Oracle’s good will has been noticeably missing towards OpenSolaris. Oracle has essentially ignored OpenSolaris and paid no attention to the OpenSolaris Governing Board. Nexenta observed in their announcement that “Oracle has significantly reduced their support for OpenSolaris as a distribution.” But according to Simon Phipps, Sun’s former chief open-source officer and an Illumos supporter, this effort is not meant to be a fork of OpenSolaris,.

So if it’s not a fork, what is Illumos? In a webinar on August 3, 2010, Garrett D’Amore, the leader of the Illumos project, explained: “Illumos is a derivative, a child of OS/NET, which is Solaris/OpenSolaris’s foundation.

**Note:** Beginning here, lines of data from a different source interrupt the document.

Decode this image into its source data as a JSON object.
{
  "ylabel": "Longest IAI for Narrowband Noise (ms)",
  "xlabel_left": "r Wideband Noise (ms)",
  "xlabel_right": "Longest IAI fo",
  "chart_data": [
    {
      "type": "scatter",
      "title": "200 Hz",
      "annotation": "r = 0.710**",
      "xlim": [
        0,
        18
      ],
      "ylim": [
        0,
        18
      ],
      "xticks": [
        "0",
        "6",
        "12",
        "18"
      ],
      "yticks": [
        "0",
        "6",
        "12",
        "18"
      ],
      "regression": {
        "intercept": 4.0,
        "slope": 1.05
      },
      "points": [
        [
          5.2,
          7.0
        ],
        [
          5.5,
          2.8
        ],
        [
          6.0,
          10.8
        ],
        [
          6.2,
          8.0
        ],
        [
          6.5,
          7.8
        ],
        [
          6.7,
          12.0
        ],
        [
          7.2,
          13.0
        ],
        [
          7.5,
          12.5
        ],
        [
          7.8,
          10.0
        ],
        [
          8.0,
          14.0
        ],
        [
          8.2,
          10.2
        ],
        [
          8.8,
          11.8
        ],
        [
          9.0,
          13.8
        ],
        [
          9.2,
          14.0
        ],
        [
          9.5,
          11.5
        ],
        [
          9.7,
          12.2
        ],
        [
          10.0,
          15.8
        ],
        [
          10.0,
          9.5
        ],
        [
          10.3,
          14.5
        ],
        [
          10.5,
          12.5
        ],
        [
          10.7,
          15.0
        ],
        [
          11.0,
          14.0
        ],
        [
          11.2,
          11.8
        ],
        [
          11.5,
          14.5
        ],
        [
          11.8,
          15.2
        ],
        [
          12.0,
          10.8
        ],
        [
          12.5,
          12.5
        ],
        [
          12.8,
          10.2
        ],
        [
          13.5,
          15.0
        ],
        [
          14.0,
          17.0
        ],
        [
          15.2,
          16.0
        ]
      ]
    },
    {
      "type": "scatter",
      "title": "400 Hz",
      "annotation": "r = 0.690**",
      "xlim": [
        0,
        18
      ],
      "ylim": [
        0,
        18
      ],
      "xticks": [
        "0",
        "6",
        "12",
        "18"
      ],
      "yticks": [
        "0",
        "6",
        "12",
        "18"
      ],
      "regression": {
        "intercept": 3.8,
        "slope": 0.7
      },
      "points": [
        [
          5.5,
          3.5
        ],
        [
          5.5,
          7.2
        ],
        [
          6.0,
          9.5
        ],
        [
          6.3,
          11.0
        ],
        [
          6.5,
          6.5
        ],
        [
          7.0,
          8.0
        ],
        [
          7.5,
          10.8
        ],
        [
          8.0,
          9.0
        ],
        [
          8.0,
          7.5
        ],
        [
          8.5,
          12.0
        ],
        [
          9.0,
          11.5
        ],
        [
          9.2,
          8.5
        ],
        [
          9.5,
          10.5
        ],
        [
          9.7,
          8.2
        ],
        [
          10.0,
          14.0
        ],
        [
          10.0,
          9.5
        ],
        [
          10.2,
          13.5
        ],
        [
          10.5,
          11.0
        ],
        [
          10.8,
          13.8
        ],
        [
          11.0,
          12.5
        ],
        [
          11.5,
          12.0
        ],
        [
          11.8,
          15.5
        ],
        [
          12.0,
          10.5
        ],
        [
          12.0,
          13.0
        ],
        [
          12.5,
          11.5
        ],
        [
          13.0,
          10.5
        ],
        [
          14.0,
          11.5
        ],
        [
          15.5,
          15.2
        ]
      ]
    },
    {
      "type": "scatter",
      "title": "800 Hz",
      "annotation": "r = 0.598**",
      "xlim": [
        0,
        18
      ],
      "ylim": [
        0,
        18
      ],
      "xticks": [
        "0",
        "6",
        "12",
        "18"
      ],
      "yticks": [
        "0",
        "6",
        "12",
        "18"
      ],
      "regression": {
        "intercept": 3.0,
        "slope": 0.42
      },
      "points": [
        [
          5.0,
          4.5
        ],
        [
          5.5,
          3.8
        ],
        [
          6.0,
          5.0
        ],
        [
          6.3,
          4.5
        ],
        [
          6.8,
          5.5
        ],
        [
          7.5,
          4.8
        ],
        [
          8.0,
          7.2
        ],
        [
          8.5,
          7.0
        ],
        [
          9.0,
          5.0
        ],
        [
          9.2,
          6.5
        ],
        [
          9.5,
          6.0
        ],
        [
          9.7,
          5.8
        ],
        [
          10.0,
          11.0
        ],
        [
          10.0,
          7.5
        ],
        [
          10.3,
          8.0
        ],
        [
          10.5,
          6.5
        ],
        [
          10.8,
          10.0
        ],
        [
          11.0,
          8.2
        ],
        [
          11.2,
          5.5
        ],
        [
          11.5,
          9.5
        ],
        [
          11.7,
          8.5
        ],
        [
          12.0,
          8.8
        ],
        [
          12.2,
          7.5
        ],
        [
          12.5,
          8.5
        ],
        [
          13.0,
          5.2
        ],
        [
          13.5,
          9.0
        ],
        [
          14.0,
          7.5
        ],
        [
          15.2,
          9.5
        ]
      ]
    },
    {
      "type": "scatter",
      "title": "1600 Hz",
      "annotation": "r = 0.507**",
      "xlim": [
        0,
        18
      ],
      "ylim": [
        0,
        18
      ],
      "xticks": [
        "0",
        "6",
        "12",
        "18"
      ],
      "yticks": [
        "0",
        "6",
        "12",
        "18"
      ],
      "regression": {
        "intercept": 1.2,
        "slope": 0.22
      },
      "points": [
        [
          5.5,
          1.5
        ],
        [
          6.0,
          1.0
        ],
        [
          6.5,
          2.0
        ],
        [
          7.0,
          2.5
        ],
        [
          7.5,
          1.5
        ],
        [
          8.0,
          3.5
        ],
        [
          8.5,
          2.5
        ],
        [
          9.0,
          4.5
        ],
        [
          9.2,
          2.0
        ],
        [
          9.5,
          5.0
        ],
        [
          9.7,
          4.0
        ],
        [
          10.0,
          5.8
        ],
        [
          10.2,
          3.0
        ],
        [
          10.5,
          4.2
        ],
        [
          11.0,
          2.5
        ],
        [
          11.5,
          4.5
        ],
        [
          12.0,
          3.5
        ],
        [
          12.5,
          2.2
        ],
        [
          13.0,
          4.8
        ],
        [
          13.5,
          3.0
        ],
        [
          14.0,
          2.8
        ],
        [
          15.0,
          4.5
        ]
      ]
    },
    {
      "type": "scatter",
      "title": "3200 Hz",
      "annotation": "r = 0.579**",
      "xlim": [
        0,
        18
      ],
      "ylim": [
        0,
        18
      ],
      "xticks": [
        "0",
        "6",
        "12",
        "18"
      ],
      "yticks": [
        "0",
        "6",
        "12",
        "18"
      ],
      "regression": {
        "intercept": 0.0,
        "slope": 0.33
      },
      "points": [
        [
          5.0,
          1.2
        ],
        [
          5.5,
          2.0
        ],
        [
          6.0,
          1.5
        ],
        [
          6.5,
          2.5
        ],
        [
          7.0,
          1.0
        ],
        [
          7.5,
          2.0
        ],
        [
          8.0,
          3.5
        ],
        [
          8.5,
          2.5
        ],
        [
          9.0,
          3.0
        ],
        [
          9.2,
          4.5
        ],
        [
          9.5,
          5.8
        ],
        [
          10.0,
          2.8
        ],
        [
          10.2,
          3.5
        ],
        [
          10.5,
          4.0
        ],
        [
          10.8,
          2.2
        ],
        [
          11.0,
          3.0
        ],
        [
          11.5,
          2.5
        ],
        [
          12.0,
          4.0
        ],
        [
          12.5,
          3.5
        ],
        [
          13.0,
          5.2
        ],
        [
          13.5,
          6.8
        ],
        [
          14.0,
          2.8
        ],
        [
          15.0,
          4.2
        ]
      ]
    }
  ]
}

The design is to make it 100% application binary interface (ABI)-compliant with OS/NET.” Garrett previously worked on Solaris for Sun and Oracle and is now the senior director of engineering at Nexenta.

While not an operating system distribution in and of itself, Illumos is meant to serve as the basis for distributions. According to D’Amore, it’s also “designed to solve the key problem of OpenSolaris: Not all of OpenSolaris is open source.” For example, the libc_i18n, which is a component needed to build a working C library is essential for C programming in OpenSolaris — and it’s closed source. In addition, the NFS (Network File System) lock mechanism, portions of the cryptography code and numerous critical device driver are not open source.

The bottom line is that, today, you can’t boot either OpenSolaris or Illumos without Oracle’s proprietary bits. D’Amore hopes to have that changed by year’s end.